Director Joe Carnahan held his breath.
“It was to [Jackson’s] benefit that he didn’t know what Liam means to the acting world,” Carnahan said Dec. 9 at the Fox lot. “Rampage was a babe in the woods, and he gave his heart and soul to this thing. Liam really took Rampage under his wing.”
Jackson held his own, as did the rest of the cast (Bradley Cooper, Sharlto Copley, Jessica Biel) in this memorable and lightning-paced feature adaptation of the much-beloved 1980s TV series. Twentieth Century Fox Home Entertainment releases the film on two-disc Blu-ray Disc ($39.99) and DVD ($29.98) Dec. 14.
“I had just an absolute blast doing it,” Carnahan said of the film, which is basically one blast after another.
The Blu-ray edition specifically relays the fun the cast and crew had making the film, featuring 90 minutes of bonus material, including an extended cut, deleted scenes, a gag reel, a mash-up montage, several featurettes, character chronicles with actor interviews, a visual effects commentary and a digital copy.

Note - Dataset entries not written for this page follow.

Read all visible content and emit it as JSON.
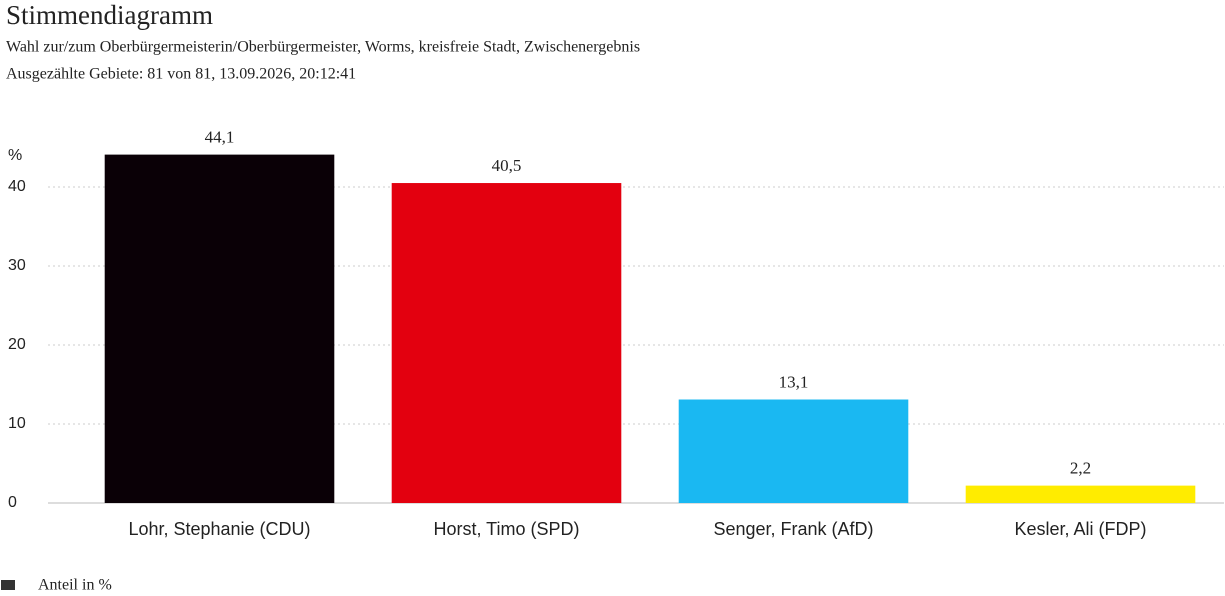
{
  "chart_data": {
    "type": "bar",
    "title": "Stimmendiagramm",
    "subtitle": [
      "Wahl zur/zum Oberbürgermeisterin/Oberbürgermeister, Worms, kreisfreie Stadt, Zwischenergebnis",
      "Ausgezählte Gebiete: 81 von 81, 13.09.2026, 20:12:41"
    ],
    "y_label": "%",
    "categories": [
      "Lohr, Stephanie (CDU)",
      "Horst, Timo (SPD)",
      "Senger, Frank (AfD)",
      "Kesler, Ali (FDP)"
    ],
    "series": [
      {
        "name": "Anteil in %",
        "color": "#333333",
        "values": [
          44.1,
          40.5,
          13.1,
          2.2
        ],
        "value_labels": [
          "44,1",
          "40,5",
          "13,1",
          "2,2"
        ]
      }
    ],
    "colors": [
      "#0a0006",
      "#e3000f",
      "#1ab8f2",
      "#ffec00"
    ],
    "ylim": [
      0,
      45
    ],
    "yticks": [
      0,
      10,
      20,
      30,
      40
    ],
    "grid": true
  }
}
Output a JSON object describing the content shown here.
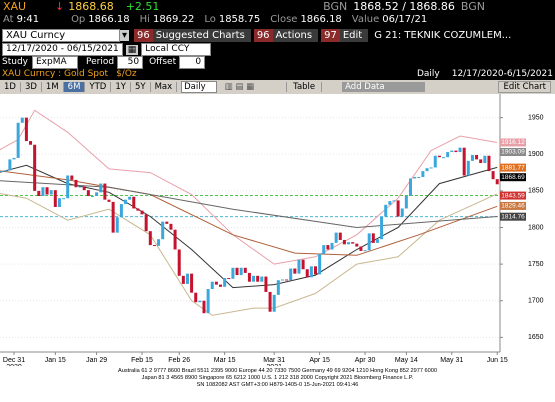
{
  "header": {
    "ticker": "XAU",
    "arrow": "↓",
    "last": "1868.68",
    "change": "+2.51",
    "bid_source": "BGN",
    "bid_ask": "1868.52 / 1868.86",
    "ask_source": "BGN"
  },
  "quote": {
    "at_label": "At",
    "at": "9:41",
    "op_label": "Op",
    "op": "1866.18",
    "hi_label": "Hi",
    "hi": "1869.22",
    "lo_label": "Lo",
    "lo": "1858.75",
    "close_label": "Close",
    "close": "1866.18",
    "value_label": "Value",
    "value": "06/17/21"
  },
  "command": {
    "security": "XAU Curncy",
    "buttons": [
      {
        "num": "96",
        "label": "Suggested Charts"
      },
      {
        "num": "96",
        "label": "Actions"
      },
      {
        "num": "97",
        "label": "Edit"
      }
    ],
    "page": "G 21: TEKNIK COZUMLEM..."
  },
  "range": {
    "dates": "12/17/2020 - 06/15/2021",
    "currency": "Local CCY"
  },
  "study": {
    "label": "Study",
    "name": "ExpMA",
    "period_label": "Period",
    "period": "50",
    "offset_label": "Offset",
    "offset": "0"
  },
  "toolbar": {
    "periods": [
      "1D",
      "3D",
      "1M",
      "6M",
      "YTD",
      "1Y",
      "5Y",
      "Max"
    ],
    "frequency": "Daily",
    "table": "Table",
    "add_data": "Add Data",
    "edit_chart": "Edit Chart"
  },
  "chart_data": {
    "type": "candlestick",
    "title": "XAU Curncy : Gold Spot",
    "unit": "$/Oz",
    "frequency": "Daily",
    "range": "12/17/2020-6/15/2021",
    "categories": [
      null,
      null,
      null,
      null,
      null,
      null,
      null,
      "Dec 31\n2020",
      null,
      null,
      null,
      null,
      null,
      null,
      null,
      null,
      null,
      "Jan 15",
      null,
      null,
      null,
      null,
      null,
      null,
      null,
      null,
      null,
      "Jan 29",
      null,
      null,
      null,
      null,
      null,
      null,
      null,
      null,
      null,
      null,
      "Feb 15",
      null,
      null,
      null,
      null,
      null,
      null,
      null,
      null,
      "Feb 26",
      null,
      null,
      null,
      null,
      null,
      null,
      null,
      null,
      null,
      null,
      "Mar 15",
      null,
      null,
      null,
      null,
      null,
      null,
      null,
      null,
      null,
      null,
      null,
      "Mar 31\n2021",
      null,
      null,
      null,
      null,
      null,
      null,
      null,
      null,
      null,
      null,
      "Apr 15",
      null,
      null,
      null,
      null,
      null,
      null,
      null,
      null,
      null,
      null,
      "Apr 30",
      null,
      null,
      null,
      null,
      null,
      null,
      null,
      null,
      null,
      "May 14",
      null,
      null,
      null,
      null,
      null,
      null,
      null,
      null,
      null,
      null,
      "May 31",
      null,
      null,
      null,
      null,
      null,
      null,
      null,
      null,
      null,
      null,
      "Jun 15"
    ],
    "open": [
      1881,
      1872,
      1860,
      1875,
      1876,
      1877,
      1878,
      1893,
      1895,
      1943,
      1950,
      1918,
      1913,
      1850,
      1843,
      1855,
      1845,
      1851,
      1828,
      1840,
      1840,
      1871,
      1865,
      1855,
      1856,
      1851,
      1843,
      1843,
      1848,
      1860,
      1838,
      1835,
      1793,
      1814,
      1832,
      1838,
      1842,
      1826,
      1823,
      1818,
      1795,
      1776,
      1775,
      1784,
      1808,
      1805,
      1797,
      1770,
      1734,
      1723,
      1737,
      1711,
      1698,
      1700,
      1683,
      1716,
      1726,
      1722,
      1719,
      1731,
      1730,
      1745,
      1735,
      1745,
      1738,
      1726,
      1734,
      1726,
      1733,
      1712,
      1685,
      1708,
      1728,
      1729,
      1728,
      1744,
      1737,
      1756,
      1743,
      1732,
      1747,
      1736,
      1764,
      1776,
      1770,
      1779,
      1793,
      1783,
      1777,
      1780,
      1778,
      1774,
      1768,
      1769,
      1792,
      1779,
      1784,
      1815,
      1831,
      1836,
      1837,
      1815,
      1826,
      1843,
      1867,
      1869,
      1869,
      1877,
      1881,
      1882,
      1898,
      1896,
      1896,
      1903,
      1905,
      1903,
      1909,
      1871,
      1891,
      1899,
      1893,
      1888,
      1898,
      1877,
      1866
    ],
    "close": [
      1872,
      1860,
      1875,
      1876,
      1877,
      1878,
      1893,
      1895,
      1943,
      1950,
      1918,
      1913,
      1850,
      1843,
      1855,
      1845,
      1851,
      1828,
      1840,
      1840,
      1871,
      1865,
      1855,
      1856,
      1851,
      1843,
      1843,
      1848,
      1860,
      1838,
      1835,
      1793,
      1814,
      1832,
      1838,
      1842,
      1826,
      1823,
      1818,
      1795,
      1776,
      1775,
      1784,
      1808,
      1805,
      1797,
      1770,
      1734,
      1723,
      1737,
      1711,
      1698,
      1700,
      1683,
      1716,
      1726,
      1722,
      1719,
      1731,
      1730,
      1745,
      1735,
      1745,
      1738,
      1726,
      1734,
      1726,
      1733,
      1712,
      1685,
      1708,
      1728,
      1729,
      1728,
      1744,
      1737,
      1756,
      1743,
      1732,
      1747,
      1736,
      1764,
      1776,
      1770,
      1779,
      1793,
      1783,
      1777,
      1780,
      1778,
      1774,
      1768,
      1769,
      1792,
      1779,
      1784,
      1815,
      1831,
      1836,
      1837,
      1815,
      1826,
      1843,
      1867,
      1869,
      1869,
      1877,
      1881,
      1882,
      1898,
      1896,
      1896,
      1903,
      1905,
      1903,
      1909,
      1871,
      1891,
      1899,
      1893,
      1888,
      1898,
      1877,
      1866,
      1859
    ],
    "up_color": "#3aa8dc",
    "down_color": "#c4122f",
    "ylim": [
      1630,
      1970
    ],
    "yticks": [
      1650,
      1700,
      1750,
      1800,
      1850,
      1900,
      1950
    ],
    "grid": true,
    "lines": [
      {
        "color": "#e8a0a8",
        "x": [
          0,
          8,
          12,
          20,
          30,
          40,
          50,
          60,
          70,
          80,
          90,
          100,
          108,
          115,
          124
        ],
        "values": [
          1895,
          1920,
          1960,
          1930,
          1880,
          1875,
          1845,
          1790,
          1750,
          1760,
          1790,
          1840,
          1905,
          1925,
          1916
        ]
      },
      {
        "color": "#c8b890",
        "x": [
          0,
          10,
          20,
          30,
          40,
          50,
          55,
          65,
          70,
          80,
          90,
          100,
          110,
          124
        ],
        "values": [
          1850,
          1840,
          1810,
          1825,
          1790,
          1700,
          1680,
          1690,
          1690,
          1710,
          1750,
          1760,
          1810,
          1846
        ]
      },
      {
        "color": "#333333",
        "x": [
          0,
          10,
          20,
          30,
          40,
          50,
          60,
          70,
          80,
          90,
          100,
          110,
          124
        ],
        "values": [
          1870,
          1885,
          1860,
          1848,
          1815,
          1770,
          1718,
          1722,
          1735,
          1770,
          1800,
          1860,
          1882
        ]
      },
      {
        "color": "#b0603a",
        "x": [
          0,
          20,
          40,
          60,
          75,
          90,
          105,
          124
        ],
        "values": [
          1880,
          1865,
          1845,
          1790,
          1765,
          1762,
          1790,
          1829
        ]
      },
      {
        "color": "#666666",
        "x": [
          0,
          30,
          60,
          90,
          124
        ],
        "values": [
          1865,
          1855,
          1825,
          1800,
          1815
        ]
      }
    ],
    "price_labels": [
      {
        "value": 1916.12,
        "color": "#e8a0a8"
      },
      {
        "value": 1903.09,
        "color": "#8a8a8a"
      },
      {
        "value": 1881.77,
        "color": "#e07020"
      },
      {
        "value": 1868.69,
        "color": "#000000"
      },
      {
        "value": 1843.59,
        "color": "#d03030",
        "line": "#33bb33"
      },
      {
        "value": 1829.46,
        "color": "#c87840"
      },
      {
        "value": 1814.76,
        "color": "#444444",
        "line": "#33aacc"
      }
    ]
  },
  "footer": {
    "lines": [
      "Australia 61 2 9777 8600  Brazil 5511 2395 9000  Europe 44 20 7330 7500  Germany 49 69 9204 1210  Hong Kong 852 2977 6000",
      "Japan 81 3 4565 8900    Singapore 65 6212 1000    U.S. 1 212 318 2000    Copyright 2021 Bloomberg Finance L.P.",
      "SN 1082082 AST  GMT+3:00 H879-1405-0 15-Jun-2021 09:41:46"
    ]
  }
}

There’s also a series of insider clips with Carnahan, dubbed “The Devil is in the Details.” These unique shots have the director walking viewers through several scenes in the film, including the infamous tank freefall, with storyboards, VFX and live-action stunts showing in the background. Carnahan said he spent nearly three hours in a director’s chair working on that bonus feature.
“I thought it was a very cool, neat concept,” he said. “I’d like to see if others copy it. … [But] boy I did not look good in that chair.”
For the extended cut of the film and the bevy of bonuses, Carnahan recommends the Blu-ray, of course, but he also expressed reservations about the sharpness of the picture: “It highlights your flaws,” he said. “If something is out of focus, it’s really out of focus.”
And errors that aren’t really errors show up as well: During the tank freefall scene, one smartass visual effects worker inserted his face into the side of a mountain, a “flaw” that could have gotten someone fired, but instead became a unique Easter Egg for the film.